Kılıç, Bakanlığın sık sık vurguladığı “1 milyonluk KYK kapasitesinin” ihtiyacı karşılamadığını belirtti. Türkiye’de yalnızca örgün eğitimde 4 milyona yakın, ikinci öğretimle birlikte 6 milyonu aşkın üniversite öğrencisi bulunduğunu hatırlatan Kılıç, bu öğrencilerin büyük kısmının yaşadığı şehirlerin dışında eğitim aldığını ifade etti.
“Bu sayıların yanında 1 milyonluk kapasite ihtiyacın yarısından azına denk geliyor. Sürekli ‘kapasite’ vurgusu yapılıyor; bu yeni bina mı, yoksa odalara eklenen ranza sistemleri mi?”
Kılıç, KYK yurtlarındaki sorunların yalnızca yatak kapasitesiyle sınırlı olmadığını, güvenlik, hijyen, yemek, psiko-sosyal destek ve yaşam kalitesi gibi alanlarda da ciddi eksiklikler bulunduğunu söyledi. Ayrıca, geçmişte yaşanan asansör kazaları, hırsızlık olayları ve taciz vakalarına da dikkat çekti.
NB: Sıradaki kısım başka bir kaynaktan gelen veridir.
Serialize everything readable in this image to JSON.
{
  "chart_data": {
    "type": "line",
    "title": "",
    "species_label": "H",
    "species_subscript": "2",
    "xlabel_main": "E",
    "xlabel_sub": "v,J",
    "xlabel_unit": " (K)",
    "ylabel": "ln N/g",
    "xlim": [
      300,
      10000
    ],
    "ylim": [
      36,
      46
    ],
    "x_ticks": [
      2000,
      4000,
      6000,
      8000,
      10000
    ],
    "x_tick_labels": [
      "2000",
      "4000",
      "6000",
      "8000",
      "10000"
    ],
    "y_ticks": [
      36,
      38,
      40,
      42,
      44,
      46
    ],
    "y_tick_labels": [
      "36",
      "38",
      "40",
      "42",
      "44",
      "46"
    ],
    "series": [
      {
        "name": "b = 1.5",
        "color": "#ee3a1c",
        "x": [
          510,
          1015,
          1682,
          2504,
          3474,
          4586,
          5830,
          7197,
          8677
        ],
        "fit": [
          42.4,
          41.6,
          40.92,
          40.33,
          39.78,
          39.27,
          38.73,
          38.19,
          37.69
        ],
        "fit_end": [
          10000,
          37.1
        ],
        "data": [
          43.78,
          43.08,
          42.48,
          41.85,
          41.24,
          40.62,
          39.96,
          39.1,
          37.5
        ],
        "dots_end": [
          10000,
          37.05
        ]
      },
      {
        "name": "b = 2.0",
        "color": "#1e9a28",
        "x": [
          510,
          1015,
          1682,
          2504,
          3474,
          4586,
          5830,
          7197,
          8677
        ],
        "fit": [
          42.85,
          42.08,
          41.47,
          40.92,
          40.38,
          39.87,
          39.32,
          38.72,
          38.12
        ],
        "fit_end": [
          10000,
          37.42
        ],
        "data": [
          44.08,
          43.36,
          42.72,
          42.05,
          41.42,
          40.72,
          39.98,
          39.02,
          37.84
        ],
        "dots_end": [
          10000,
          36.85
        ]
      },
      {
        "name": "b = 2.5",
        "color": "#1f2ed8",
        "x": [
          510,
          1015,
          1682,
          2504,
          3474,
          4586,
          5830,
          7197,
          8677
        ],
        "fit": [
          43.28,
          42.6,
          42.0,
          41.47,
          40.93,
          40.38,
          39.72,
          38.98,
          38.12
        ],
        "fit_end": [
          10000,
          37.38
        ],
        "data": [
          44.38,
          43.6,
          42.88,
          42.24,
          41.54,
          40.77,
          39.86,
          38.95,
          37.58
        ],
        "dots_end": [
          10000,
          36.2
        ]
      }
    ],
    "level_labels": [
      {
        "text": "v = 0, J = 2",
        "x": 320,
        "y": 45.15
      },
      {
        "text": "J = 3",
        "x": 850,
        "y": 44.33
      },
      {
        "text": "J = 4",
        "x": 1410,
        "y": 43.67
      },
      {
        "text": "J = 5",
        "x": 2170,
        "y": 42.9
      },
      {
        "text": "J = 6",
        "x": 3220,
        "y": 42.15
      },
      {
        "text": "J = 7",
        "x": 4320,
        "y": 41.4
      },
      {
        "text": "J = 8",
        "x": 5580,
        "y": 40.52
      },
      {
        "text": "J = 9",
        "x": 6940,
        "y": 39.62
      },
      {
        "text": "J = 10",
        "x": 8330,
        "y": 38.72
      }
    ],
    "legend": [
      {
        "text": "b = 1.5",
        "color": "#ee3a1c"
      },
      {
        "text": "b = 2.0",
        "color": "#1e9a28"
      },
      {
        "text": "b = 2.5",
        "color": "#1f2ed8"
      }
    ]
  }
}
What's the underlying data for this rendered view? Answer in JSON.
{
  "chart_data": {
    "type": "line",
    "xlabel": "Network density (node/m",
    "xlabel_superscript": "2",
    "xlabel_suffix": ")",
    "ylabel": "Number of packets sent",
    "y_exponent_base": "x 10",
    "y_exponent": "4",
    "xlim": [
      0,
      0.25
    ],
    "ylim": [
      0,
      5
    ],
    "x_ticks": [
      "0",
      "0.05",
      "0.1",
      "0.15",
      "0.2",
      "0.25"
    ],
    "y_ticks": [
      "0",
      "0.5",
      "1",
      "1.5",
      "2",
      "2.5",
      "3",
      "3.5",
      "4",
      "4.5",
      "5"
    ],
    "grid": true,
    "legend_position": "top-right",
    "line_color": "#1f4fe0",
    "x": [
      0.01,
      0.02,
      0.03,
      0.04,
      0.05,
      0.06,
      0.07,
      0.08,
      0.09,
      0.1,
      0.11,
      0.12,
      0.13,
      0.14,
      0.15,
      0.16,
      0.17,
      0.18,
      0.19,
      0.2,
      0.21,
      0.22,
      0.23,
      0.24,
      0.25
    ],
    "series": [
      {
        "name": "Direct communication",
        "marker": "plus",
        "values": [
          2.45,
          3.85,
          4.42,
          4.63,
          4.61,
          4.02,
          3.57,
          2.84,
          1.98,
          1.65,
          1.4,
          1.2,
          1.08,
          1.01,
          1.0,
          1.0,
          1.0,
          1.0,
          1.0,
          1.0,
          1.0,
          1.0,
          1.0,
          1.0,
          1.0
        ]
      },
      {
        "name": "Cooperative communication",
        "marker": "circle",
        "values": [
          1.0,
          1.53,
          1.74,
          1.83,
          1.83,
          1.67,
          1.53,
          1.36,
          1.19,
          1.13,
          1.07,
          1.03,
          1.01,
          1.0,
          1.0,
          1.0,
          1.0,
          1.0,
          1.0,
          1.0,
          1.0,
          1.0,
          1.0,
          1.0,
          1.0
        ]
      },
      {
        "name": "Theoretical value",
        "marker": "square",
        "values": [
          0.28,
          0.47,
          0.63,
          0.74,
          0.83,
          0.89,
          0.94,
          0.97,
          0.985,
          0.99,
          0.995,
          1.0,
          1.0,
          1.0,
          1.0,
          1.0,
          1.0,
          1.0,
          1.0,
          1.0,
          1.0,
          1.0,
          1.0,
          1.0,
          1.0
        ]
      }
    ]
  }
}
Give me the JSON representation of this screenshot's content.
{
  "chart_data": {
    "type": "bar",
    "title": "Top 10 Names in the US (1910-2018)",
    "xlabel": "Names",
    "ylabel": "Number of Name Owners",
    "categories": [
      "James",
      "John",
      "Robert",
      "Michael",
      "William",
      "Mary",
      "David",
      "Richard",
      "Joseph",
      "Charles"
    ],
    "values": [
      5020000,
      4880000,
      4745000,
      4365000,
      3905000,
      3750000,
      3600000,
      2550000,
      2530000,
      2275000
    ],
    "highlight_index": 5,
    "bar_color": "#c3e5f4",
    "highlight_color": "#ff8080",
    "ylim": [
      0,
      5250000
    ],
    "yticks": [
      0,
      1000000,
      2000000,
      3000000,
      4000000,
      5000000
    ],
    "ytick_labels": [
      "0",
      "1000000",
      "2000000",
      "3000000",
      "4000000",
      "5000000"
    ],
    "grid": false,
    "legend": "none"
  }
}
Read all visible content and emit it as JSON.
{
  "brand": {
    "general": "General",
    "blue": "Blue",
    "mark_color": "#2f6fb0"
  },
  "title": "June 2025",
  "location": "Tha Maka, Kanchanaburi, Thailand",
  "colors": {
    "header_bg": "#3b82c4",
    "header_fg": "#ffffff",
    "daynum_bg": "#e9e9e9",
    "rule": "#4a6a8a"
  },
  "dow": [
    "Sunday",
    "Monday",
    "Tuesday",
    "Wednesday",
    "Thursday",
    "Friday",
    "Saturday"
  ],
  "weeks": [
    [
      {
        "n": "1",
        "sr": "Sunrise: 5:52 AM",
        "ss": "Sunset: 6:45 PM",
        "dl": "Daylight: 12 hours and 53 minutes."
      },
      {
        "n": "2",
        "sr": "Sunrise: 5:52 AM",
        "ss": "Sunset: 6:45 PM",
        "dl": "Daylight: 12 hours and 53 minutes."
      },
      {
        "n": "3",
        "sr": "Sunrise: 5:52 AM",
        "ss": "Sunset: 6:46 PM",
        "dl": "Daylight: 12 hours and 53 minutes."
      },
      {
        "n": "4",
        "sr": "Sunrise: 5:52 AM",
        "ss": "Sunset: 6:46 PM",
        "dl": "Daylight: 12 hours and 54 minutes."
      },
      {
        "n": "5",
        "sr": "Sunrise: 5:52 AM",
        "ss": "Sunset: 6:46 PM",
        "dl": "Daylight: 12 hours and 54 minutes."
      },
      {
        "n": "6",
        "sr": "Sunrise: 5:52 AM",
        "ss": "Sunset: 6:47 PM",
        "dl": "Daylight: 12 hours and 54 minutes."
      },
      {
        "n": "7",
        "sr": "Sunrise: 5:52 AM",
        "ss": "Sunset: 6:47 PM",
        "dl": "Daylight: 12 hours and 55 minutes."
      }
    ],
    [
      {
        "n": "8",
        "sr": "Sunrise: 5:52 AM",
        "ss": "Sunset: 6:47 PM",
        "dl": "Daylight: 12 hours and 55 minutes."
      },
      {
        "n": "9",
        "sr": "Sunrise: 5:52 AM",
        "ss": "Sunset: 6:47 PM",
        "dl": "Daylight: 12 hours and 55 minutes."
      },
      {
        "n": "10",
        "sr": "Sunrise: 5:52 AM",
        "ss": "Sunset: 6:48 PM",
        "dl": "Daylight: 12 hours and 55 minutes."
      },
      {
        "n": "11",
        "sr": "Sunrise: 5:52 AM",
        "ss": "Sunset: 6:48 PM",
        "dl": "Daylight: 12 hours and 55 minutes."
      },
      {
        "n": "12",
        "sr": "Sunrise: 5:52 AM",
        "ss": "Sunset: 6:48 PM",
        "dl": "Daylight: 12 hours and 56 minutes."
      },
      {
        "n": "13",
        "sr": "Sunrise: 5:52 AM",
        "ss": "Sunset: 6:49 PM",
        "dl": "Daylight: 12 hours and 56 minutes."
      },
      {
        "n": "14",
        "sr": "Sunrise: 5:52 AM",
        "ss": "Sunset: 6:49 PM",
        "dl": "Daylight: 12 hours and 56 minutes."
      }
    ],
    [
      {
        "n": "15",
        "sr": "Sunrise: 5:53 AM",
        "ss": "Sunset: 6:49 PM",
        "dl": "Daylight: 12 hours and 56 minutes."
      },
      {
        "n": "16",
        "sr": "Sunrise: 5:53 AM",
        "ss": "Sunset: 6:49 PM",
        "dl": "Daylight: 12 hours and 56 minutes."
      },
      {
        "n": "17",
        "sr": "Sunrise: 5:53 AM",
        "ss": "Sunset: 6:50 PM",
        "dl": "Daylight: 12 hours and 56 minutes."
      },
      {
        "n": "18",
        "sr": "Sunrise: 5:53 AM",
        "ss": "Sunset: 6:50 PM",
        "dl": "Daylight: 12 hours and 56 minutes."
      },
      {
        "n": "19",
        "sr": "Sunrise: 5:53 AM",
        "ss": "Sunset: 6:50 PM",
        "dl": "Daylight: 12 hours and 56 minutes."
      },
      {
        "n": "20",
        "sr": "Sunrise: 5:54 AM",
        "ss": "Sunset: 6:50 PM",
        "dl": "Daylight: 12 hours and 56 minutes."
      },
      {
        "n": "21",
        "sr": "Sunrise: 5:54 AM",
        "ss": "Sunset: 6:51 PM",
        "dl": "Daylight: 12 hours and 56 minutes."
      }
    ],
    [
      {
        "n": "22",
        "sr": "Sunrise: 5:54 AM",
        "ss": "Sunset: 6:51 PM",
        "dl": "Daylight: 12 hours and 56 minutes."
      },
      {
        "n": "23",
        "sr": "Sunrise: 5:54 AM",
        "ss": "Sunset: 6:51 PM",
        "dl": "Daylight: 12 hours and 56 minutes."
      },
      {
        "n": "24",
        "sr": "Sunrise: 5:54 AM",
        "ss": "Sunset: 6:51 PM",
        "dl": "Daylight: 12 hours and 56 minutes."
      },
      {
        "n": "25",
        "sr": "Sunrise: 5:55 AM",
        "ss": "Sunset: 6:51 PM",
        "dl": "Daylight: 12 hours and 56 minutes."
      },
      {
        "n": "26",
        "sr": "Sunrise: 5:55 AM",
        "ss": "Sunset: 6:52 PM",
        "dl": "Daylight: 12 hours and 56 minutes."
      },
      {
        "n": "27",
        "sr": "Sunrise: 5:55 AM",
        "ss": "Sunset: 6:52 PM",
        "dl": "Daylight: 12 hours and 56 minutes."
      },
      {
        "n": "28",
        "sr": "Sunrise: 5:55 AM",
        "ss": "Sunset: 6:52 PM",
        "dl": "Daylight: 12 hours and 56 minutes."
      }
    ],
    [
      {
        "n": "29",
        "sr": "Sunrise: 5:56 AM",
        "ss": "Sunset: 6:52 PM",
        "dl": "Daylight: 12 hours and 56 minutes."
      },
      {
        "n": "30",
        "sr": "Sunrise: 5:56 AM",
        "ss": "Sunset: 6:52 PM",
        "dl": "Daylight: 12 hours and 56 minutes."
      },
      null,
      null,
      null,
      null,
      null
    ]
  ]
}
“Fiziki koşulları tamamlanmamış yurtlar neden öğrencilere açılıyor? Sağlıksız yemek, çalınan eşyalar, güvenlik zafiyetleri neden önlenemiyor?”
CHP’li Kılıç, iktidarın 2002 yılıyla kıyaslamalı başarı söylemlerini de eleştirerek, öğrenci sayısındaki artış, geçim maliyetleri ve özel yurt fiyatlarının hesaba katılmadığını vurguladı:
“2002 kıyaslarıyla gerçekleri perdeleyemezsiniz. Öğrenci sayıları artarken, gelirler azaldı. Kira krizi, özel yurt ücretleri ve geçim derdi göz ardı edilemez.”
Kılıç açıklamasını, “Gençlerin barınma hakkı pazarlık konusu değil, devletin asli sorumluluğudur. Rakamlarla makyajlanan bu krizi gençler susmayarak görünür kıldı. Biz de onların yanında durmaya devam edeceğiz” ifadeleriyle tamamladı.